La sécurité a toujours été l’obsession des dirigeants. La première de leurs préoccupations est pour eux-mêmes, l’insécurité est synonyme d’instabilité avec comme corollaire le souci de se faire réélire quand de toutes part des critiques s’élèvent. La deuxième tient au besoin qui devient vite maladif de tout contrôler. C’est le principe même de l’autorité inhérente à tout homme de pouvoir. L’aventure du Watergate dans laquelle a sombré la présidence Nixon est la conséquence de cette paranoïa des classes dirigeantes.
La foule rejoint ce besoin de sécurité en ignorant superbement où elle met les pieds, ce qui fait qu’elle approuve toujours l’action musclée de l’État quand il y a péril, jusqu’au jour où elle se rend compte que les coups de matraque sont mal distribués. C’est en général toujours trop tard.
Les renseignements surmultipliés par des accords entre États sont encore plus mal perçus. Ils sont indispensables, ce qu’ils sont, pour certains actes comme le terrorisme, mais comme ce terrorisme est insidieux et qu’il est partout et nulle part, ficher tout le monde entre dans le travail parfait de la police. Le résultat est assez désastreux du point de vue de la démocratie et de la liberté tout court.

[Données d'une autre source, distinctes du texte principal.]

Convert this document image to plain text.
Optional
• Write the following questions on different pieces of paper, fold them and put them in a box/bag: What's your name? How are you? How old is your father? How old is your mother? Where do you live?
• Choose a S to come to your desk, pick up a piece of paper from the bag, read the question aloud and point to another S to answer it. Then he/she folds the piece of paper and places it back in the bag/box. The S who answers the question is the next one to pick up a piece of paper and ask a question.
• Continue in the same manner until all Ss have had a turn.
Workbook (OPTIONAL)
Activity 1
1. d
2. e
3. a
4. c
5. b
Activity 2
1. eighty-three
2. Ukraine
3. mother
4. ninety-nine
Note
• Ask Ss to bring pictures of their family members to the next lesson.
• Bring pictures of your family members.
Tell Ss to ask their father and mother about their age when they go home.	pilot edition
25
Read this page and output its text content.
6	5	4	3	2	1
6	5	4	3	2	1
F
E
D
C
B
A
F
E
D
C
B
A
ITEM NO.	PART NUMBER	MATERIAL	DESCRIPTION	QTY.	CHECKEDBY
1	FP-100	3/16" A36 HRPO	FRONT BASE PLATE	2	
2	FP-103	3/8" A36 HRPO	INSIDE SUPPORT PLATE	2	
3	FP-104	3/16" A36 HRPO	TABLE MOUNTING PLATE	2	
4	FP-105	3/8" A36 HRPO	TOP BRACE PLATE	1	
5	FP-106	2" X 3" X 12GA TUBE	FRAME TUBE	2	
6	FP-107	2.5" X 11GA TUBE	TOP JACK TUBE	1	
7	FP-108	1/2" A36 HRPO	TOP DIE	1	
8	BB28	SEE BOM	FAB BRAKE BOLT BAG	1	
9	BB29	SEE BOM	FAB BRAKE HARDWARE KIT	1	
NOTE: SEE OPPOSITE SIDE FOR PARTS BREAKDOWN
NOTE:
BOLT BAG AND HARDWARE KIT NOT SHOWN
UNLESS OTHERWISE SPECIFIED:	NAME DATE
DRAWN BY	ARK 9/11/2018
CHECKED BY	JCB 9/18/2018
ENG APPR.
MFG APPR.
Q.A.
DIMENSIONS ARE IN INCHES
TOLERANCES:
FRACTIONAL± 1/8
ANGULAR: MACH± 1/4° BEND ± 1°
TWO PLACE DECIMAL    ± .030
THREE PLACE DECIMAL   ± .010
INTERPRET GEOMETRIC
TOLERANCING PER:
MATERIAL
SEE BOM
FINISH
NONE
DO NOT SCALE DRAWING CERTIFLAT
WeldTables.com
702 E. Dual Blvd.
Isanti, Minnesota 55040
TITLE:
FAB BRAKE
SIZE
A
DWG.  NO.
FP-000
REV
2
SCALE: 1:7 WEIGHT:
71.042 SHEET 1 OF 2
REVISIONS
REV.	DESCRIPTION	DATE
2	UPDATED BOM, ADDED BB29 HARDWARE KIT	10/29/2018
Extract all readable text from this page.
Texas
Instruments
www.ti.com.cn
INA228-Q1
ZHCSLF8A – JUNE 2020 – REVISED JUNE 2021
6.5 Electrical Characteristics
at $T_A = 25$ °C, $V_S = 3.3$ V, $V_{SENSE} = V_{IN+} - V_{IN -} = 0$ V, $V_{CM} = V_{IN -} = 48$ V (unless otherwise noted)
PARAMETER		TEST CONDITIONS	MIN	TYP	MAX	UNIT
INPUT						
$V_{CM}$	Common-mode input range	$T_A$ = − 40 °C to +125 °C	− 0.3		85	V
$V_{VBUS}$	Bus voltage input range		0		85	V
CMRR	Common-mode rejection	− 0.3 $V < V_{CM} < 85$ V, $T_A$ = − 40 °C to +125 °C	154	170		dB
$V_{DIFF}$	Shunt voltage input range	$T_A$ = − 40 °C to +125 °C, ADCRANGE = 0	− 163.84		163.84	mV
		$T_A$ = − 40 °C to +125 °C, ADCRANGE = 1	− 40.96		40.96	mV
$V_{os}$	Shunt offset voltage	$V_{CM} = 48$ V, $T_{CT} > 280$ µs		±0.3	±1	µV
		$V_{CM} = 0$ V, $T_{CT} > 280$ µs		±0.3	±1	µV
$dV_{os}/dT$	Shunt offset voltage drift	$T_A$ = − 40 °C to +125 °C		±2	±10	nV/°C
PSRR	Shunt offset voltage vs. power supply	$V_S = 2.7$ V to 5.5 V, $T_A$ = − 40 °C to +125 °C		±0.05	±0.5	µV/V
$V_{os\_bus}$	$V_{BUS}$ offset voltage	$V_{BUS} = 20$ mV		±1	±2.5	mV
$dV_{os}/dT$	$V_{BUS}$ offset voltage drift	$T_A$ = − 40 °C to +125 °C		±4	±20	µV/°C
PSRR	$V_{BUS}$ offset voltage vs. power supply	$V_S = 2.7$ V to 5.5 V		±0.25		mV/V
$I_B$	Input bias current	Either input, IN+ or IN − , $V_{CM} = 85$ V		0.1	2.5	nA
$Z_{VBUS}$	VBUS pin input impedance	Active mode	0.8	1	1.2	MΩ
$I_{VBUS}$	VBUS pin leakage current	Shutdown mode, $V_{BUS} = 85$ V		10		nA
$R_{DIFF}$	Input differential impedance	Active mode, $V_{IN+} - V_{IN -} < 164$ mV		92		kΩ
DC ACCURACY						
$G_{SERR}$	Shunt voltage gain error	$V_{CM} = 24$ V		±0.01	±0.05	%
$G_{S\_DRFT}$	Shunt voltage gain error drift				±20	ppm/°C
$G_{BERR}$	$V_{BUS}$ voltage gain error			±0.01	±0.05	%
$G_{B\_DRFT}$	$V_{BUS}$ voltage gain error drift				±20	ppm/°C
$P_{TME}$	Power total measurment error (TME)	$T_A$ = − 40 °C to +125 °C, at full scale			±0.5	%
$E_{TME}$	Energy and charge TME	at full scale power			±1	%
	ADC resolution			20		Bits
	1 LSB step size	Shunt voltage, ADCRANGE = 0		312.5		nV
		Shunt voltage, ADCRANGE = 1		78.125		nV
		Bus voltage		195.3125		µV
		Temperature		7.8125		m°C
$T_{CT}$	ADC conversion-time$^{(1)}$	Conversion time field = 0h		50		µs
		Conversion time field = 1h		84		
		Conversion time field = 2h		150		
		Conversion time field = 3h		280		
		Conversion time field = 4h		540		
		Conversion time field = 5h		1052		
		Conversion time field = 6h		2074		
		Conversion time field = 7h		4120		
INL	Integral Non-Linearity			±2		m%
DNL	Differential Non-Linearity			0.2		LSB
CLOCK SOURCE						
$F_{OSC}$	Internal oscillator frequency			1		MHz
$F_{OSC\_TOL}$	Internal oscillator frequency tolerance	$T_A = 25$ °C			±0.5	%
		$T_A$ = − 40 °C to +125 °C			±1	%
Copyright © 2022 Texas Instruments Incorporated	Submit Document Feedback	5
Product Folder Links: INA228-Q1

Les autorités de l'Union s’appuient sur des bases de données de plus en plus massives, centralisées et croisées. Que faire d’elles et comment les préserver d’un pervers y ayant accès ? La question est posée, mais elle est non résolue à ce jour.
Le 25 janvier, à La Haye (Pays-Bas), les chefs de la sécurité en Europe lançaient officiellement un «centre antiterrorisme», sous la direction d’Europol. Ce centre est chargé de faciliter le partage d’informations entre les Etats.
La sécurité nationale au cœur de la souveraineté des États, les dirigeants autoritaires se frottent les mains. On n’en est pas encore à l’incendie du Reichstadt par un Marinus van der Lubbe, mais ceux qui auront en mains des millions de noms avec traces judiciaires ou sans, n’auront que l’embarras du choix, quand il sera tentant de masquer l’une ou l’autre erreur en haut-lieu.
Depuis plus de dix ans, le terrorisme et l’immigration irrégulière rendent incertaine la différenciation entre l’un et l’autre. On y pensait déjà au temps de Mitterrand, qui avait tant de choses à cacher lui-même (la francisque, sa fille naturelle, le Rainbow Warrior, les écoutes téléphoniques depuis l’Élysée, etc.), que dans le contexte d’aujourd’hui il lui aurait été plus facile de noyer le poisson par l’obligation du renseignement et la nécessité de l’urgence, entrant dans quelques-unes de ses tribulations.
Paradoxalement, si elle éclaire de manière crue les quidams sans distinction, cette nouvelle avancée des renseignements permet les manipulateurs de ces renseignements de se dissimuler derrière.
Le nombre de données récoltées ne cesse d’augmenter : des réseaux d’échanges de données, comme Europol, des bases de données européennes centralisées dont le but est de signaler des personnes ou objets afin de lutter contre la criminalité, « Ecris » le fichier d’échange des casiers judiciaires, ou le Visa information système (VIS) de toutes les données relatives aux demandes de visa de l’espace Schengen.
Une collecte de données personnelles s’appliquera à toute personne qui prendra l’avion, puis à toute personne qui voyagera en dehors de l’espace Schengen. «Il existe aujourd’hui une tendance à donner à la police un accès à des données d’individus qui ne sont pas, a priori, suspectés d’avoir commis un quelconque crime», révèle à la presse un fonctionnaire européen.
On peut s’attendre que d’ici dix ans, on saura tout de vous quelque part : âge, sexe, état-civil, défauts et qualités, préférence sexuelle, études, maladies, loisirs préférés, etc.
Pour ceux qui n’ont rien à cacher, ils trouveront cela normal. Personnellement ça me gêne. Je ferme toujours la porte des WC tous les matins sur le coup de 8 H et si un jour c’est à 8 H 30, je ne tiens pas à recevoir un coup de fil des autorités me demandant des comptes sur les origines de ma constipation.